Pulsera puede detectar convulsiones mortales



Sensores de conductancia de la piel
Algunos ataques incapacitan brevemente, aunque otras convulsiones pueden ser mortales. Saber la diferencia es de gran importancia, y un equipo de investigadores del Media Lab del MIT han desarrollado una pulsera que puede distinguir una convulsión leve de otra que podría ser mortal, e incluso son capaces de predecir la crisis antes de que suceda.

Las pulseras trabajan mediante la medición de la conductancia de la piel, o la facilidad con la que la corriente eléctrica puede pasar a través de la piel. Cambios en la conductancia se pueden deber a muchos factores, entre ellos está la cantidad de sudor.

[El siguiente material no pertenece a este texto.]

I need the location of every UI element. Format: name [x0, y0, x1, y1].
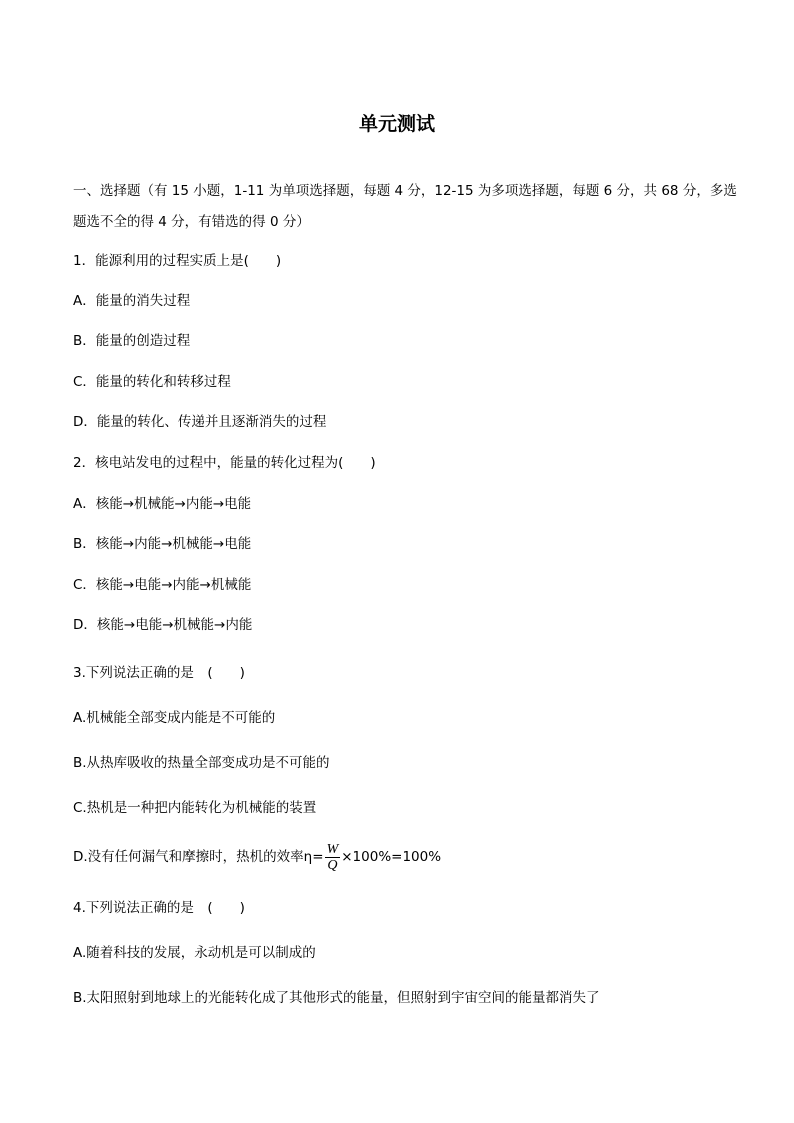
option-b: B.太阳照射到地球上的光能转化成了其他形式的能量，但照射到宇宙空间的能量都消失了: [73, 990, 600, 1006]
option-a: A．能量的消失过程: [73, 293, 191, 309]
fraction-numerator: W: [326, 841, 339, 857]
question-stem: 1．能源利用的过程实质上是( ): [73, 253, 282, 269]
option-a: A.随着科技的发展，永动机是可以制成的: [73, 945, 316, 961]
option-b: B.从热库吸收的热量全部变成功是不可能的: [73, 755, 330, 771]
option-d: D．核能→电能→机械能→内能: [73, 617, 253, 633]
section-header-line2: 题选不全的得 4 分，有错选的得 0 分）: [73, 214, 310, 230]
question-stem: 4.下列说法正确的是 ( ): [73, 900, 245, 916]
question-stem: 3.下列说法正确的是 ( ): [73, 665, 245, 681]
section-header-line1: 一、选择题（有 15 小题，1-11 为单项选择题，每题 4 分，12-15 为多项选择题，每题 6 分，共 68 分，多选: [73, 183, 737, 199]
option-c: C．能量的转化和转移过程: [73, 374, 231, 390]
option-d: [73, 834, 441, 880]
option-d: D．能量的转化、传递并且逐渐消失的过程: [73, 414, 327, 430]
page-title: 单元测试: [358, 113, 435, 135]
option-d-prefix: D.没有任何漏气和摩擦时，热机的效率η=: [73, 849, 324, 865]
option-b: B．核能→内能→机械能→电能: [73, 536, 252, 552]
option-a: A.机械能全部变成内能是不可能的: [73, 710, 276, 726]
option-b: B．能量的创造过程: [73, 333, 191, 349]
option-c: C．核能→电能→内能→机械能: [73, 577, 252, 593]
option-c: C.热机是一种把内能转化为机械能的装置: [73, 800, 317, 816]
option-a: A．核能→机械能→内能→电能: [73, 496, 252, 512]
efficiency-fraction: [325, 842, 341, 873]
fraction-denominator: Q: [327, 857, 338, 873]
option-d-suffix: ×100%=100%: [341, 849, 442, 865]
question-stem: 2．核电站发电的过程中，能量的转化过程为( ): [73, 455, 376, 471]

Es una forma útil de medir qué tan excitado emocionalmente está una persona - aunque no puede decir cuál es el motivo de la emoción -, porque las glándulas sudoríparas se activan sólo por el sistema nervioso simpático, que controla la respuesta de lucha o huida. 
Otro dato importante que reveló la investigación es que lo que define la forma mortal de una convulsión no es su duración o alguna característica externa, sino la rapidez con la que el cerebro se recupera después. Convulsiones mortales se asocian con una supresión de la actividad cerebral que persiste después de que la crisis ha terminado. Si el cerebro no vuelve a la normalidad rápidamente, la situación puede convertirse rápidamente en crítica.
Rosalind Picard y sus colegas del Media Lab desarrollaron inicialmente las pulseras para estudiar los estados emocionales de los niños con autismo, que no siempre puede comunicar lo que sienten. Uno de sus estudiantes de pregrado llevó  a su casa durante las vacaciones de invierno algunos sensores para probarlos en su hermano autista, mientras que Picard recibía las mediciones en su laboratorio, ya que los sensores son inalámbricos. Un día, poco después de Navidad, Picard notó un alza enorme en la actividad en la pulsera. El estudiante revisó sus registros y se dio cuenta de que el pico llegó 20 minutos antes que su hermano tuviera un ataque.
Después de equipar a 11 niños bajo evaluación para la cirugía de cerebro con sus pulseras, el equipo fue capaz de registrar los datos de un total de 34 ataques. Se encontró que cuanto mayor es la conductancia de la piel durante el ataque, a las funciones cerebrales le lleva más tiempo volver a la normalidad. En otras palabras, una alta conductancia parece estar vinculada a letales convulsiones. Además, se observó que la pulsera tiene una mayor precisión que un electroencefalograma (EEG), el estándar actual para medir la gravedad de las convulsiones.


No hay suficientes datos como para decir abiertamente que las pulseras pueden predecir las crisis antes de tiempo, aunque algunos datos sugieren que pueden. Sin embargo, los hallazgos podrían tener grandes aplicaciones para aquellos que sufren del autismo, epilepsia, u otras condiciones que los hacen propensos a las convulsiones. Pulseras como éstas podrían controlar la conductancia de la piel durante todo el día en busca de signos de convulsiones potencialmente mortales.


Conclusión: es importante el desarrollo de nuevas tecnologías que ayuden a mejorar la calidad de vida de las personas que sufren enfermedades graves que pueden matarlos.